Jean-Marc Ferry avait montré, dans les années 90, l’unilatéralité de cette
approche. Ferry a relativisé l’identité narrative, qui participe certes de la
construction de l’identité, par rapport à d’autres identités discursives en
montrant que le seul récit de soi ne permet pas d’ouvrir convenablement la
dimension éthique. La difficulté de Ricœur tenait en effet à l’orientation de son
éthique sur l’identité narrative, signalant un « lien privilégié entre théorie
éthique et théorie narrative »22, où l’identité est garantie par la possibilité de
réunir sa vie dans un récit cohérent, procurant ainsi à l’identité une certaine
stabilité. Même s’il va de soi que les récits peuvent varier, et que l’identité
narrative est de ce fait dynamique : il s’agit à chaque fois de pouvoir se ressaisir
narrativement. Mais se raconter simplement, en dehors de toute communauté, de
tout partage, impliquant une sincérité à l’égard d’autrui etc., fait courir de gros
risques. Car on se raconte sans contrôle effectif ni possibilité de critique. Et le
mythomane aussi se raconte, le mythomane surtout, pour lequel c’est même
essentiel. Pour échapper à ce risque, il faudrait donc une dimension critique
évaluative qui échappe à la simple narration. Cette dernière doit, si l’on reprend
le vocabulaire de Jean-Marc Ferry, au moins être complétée par l’interprétation,
qui nous donne le sens de la narration, dans une perspective universalisante, et
par l’argumentation, qui en rend raison au regard d’autrui, qui est « la grande
force critique du discours »23, pour éventuellement le reconstruire à partir de la
discussion et réarticulation des raisons. Bref, l’identité narrative est fragile et
l’éthique qui s’en réclame peut même, écrit Jean-Marc Ferry, paraître comme
violente dans la mesure où « le fait de l’histoire propre se présente comme si, par
lui-même, il constituait un droit »24 : « La tradition dont l’appropriation narrative
définit éventuellement une identité personnelle, individuelle ou collective, n’est
pas là traitée sélectivement sous l’aspect de l’acceptabilité pour d’autres, mais
plutôt sous l’aspect de l’efficacité avec laquelle elle permet à cette identité
d’affirmer sa différence »25. En d’autres termes, il s’agit de l’activation d’une
certaine identité substantielle – qui donne le communautarisme au niveau des
collectivités - qui fait l’économie de se confronter à l’argumentation qui
implique, elle, le décentrement critique. Et Ferry de poursuivre : « la difficulté
d’une valorisation éthique de la narration ne tient pas à ce qu’à l’inverse d’une
démarche argumentative, tournée vers l’universalité, la démarche narrative soit
tournée vers la singularité », mais au fait que « l’identité narrative, à l’opposé de
l’identité argumentative, est plus tournée vers soi-même que vers autrui » 26 : le
narrateur avance des éléments qui ne sont accessibles qu’à lui et se soustrait au
jugement public. Et de ce fait, il se dérobe à toute critique. Car argumenter n’est
pas raconter et « celui qui narre est lui-même beaucoup moins exposé à
l’opinion d’autrui, au jugement critique du public que celui qui argumente.
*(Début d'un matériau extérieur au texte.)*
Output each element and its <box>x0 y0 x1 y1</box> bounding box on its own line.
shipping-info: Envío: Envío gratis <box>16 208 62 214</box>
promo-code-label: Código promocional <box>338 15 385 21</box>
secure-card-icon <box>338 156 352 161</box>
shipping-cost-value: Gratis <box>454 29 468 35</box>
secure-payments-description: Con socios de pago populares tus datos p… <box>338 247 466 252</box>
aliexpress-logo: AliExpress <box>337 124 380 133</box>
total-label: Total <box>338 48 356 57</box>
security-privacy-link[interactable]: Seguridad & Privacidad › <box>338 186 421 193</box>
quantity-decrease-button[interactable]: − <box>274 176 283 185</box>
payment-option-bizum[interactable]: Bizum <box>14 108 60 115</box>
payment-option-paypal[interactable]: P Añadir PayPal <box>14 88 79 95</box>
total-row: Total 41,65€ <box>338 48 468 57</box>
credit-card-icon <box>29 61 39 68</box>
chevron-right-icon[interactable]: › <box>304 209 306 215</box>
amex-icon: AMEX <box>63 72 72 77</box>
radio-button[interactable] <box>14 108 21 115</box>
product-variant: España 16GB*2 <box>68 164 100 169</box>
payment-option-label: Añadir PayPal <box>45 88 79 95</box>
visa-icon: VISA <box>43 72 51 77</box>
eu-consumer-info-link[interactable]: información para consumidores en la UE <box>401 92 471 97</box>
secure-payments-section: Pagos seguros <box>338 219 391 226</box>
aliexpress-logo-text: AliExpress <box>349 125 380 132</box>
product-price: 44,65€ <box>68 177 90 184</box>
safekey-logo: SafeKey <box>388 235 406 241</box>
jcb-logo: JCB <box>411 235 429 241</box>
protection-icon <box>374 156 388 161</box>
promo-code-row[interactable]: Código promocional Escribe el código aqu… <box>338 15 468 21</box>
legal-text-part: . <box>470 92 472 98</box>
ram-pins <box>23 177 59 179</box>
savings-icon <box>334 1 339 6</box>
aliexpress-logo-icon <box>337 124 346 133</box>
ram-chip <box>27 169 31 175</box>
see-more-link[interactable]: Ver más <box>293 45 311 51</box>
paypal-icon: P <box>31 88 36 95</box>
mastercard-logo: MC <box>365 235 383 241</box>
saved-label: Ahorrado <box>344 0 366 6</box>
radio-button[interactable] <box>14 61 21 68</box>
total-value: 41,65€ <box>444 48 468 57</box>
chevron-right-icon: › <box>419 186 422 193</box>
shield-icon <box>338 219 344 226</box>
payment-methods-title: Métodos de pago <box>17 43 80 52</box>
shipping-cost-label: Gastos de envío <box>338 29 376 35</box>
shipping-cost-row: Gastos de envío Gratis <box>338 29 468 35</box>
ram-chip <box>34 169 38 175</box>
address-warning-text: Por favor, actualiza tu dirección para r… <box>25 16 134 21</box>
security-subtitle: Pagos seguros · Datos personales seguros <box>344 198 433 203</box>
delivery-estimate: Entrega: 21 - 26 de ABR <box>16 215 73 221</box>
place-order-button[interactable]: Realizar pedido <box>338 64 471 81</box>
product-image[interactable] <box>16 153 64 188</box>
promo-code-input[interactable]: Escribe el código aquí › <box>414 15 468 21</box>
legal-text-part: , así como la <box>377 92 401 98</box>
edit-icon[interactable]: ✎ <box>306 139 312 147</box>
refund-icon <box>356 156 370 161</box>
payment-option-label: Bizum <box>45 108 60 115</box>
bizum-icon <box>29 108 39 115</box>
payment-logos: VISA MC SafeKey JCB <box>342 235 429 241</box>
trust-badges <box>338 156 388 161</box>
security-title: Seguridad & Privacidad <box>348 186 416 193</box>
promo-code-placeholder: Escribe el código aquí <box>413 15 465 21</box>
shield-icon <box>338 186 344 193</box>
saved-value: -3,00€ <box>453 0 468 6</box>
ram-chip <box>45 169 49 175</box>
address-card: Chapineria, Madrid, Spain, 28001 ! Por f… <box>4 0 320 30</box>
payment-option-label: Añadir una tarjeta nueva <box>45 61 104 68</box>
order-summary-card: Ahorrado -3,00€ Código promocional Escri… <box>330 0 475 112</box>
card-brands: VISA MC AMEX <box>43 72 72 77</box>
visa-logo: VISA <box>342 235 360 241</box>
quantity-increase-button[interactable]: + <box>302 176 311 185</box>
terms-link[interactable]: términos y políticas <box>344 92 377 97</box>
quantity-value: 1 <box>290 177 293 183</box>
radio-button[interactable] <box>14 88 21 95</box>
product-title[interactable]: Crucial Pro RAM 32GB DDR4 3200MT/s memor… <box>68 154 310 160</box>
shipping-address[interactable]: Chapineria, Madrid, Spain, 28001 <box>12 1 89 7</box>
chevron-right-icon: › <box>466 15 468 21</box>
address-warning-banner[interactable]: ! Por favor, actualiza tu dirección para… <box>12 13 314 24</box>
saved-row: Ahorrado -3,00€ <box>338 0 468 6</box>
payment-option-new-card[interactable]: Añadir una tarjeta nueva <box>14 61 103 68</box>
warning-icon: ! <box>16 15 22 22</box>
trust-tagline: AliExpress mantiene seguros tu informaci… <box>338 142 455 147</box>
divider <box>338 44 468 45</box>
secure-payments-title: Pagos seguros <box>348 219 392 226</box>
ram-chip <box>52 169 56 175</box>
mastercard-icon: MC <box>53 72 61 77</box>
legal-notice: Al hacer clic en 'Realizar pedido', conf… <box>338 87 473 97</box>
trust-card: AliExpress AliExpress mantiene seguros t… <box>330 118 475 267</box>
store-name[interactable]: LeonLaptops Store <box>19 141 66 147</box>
L’identité narrative est foncièrement égocentrique » 27, conclut Jean-Marc Ferry,
en soulignant qu’étant de ce fait peu ouverte à la reconnaissance de l’autre ou à
sa souffrance, l’éthique qui y est rattachée est problématique. En effet,
l’égocentrisme narratologique empêche d’articuler la perspective de vie bonne à
celle de la société juste, car l’histoire propre se présente comme faisant droit par
elle-même sans égard pour d’éventuels récits concurrents. Tout cela constitue
une critique forte de Ricœur, et insiste sur la nécessité d’une extériorité, qui rend
possible et la réflexion et la critique. L’excentration de la raison doit être
incarnée, dans l’échange, fût-il conflictuel : c’est là que se trouve la profonde
vérité de la raison communicationnelle. C’est donc bien la dimension critique de
l’interprétation qui est en jeu, interdite par l’égocentrisme narratologique. Bref,
l’herméneutique de Ricœur reste finalement dans le sillage des éthiques
herméneutiques de la propriété, pour reprendre la formule utilisée plus haut.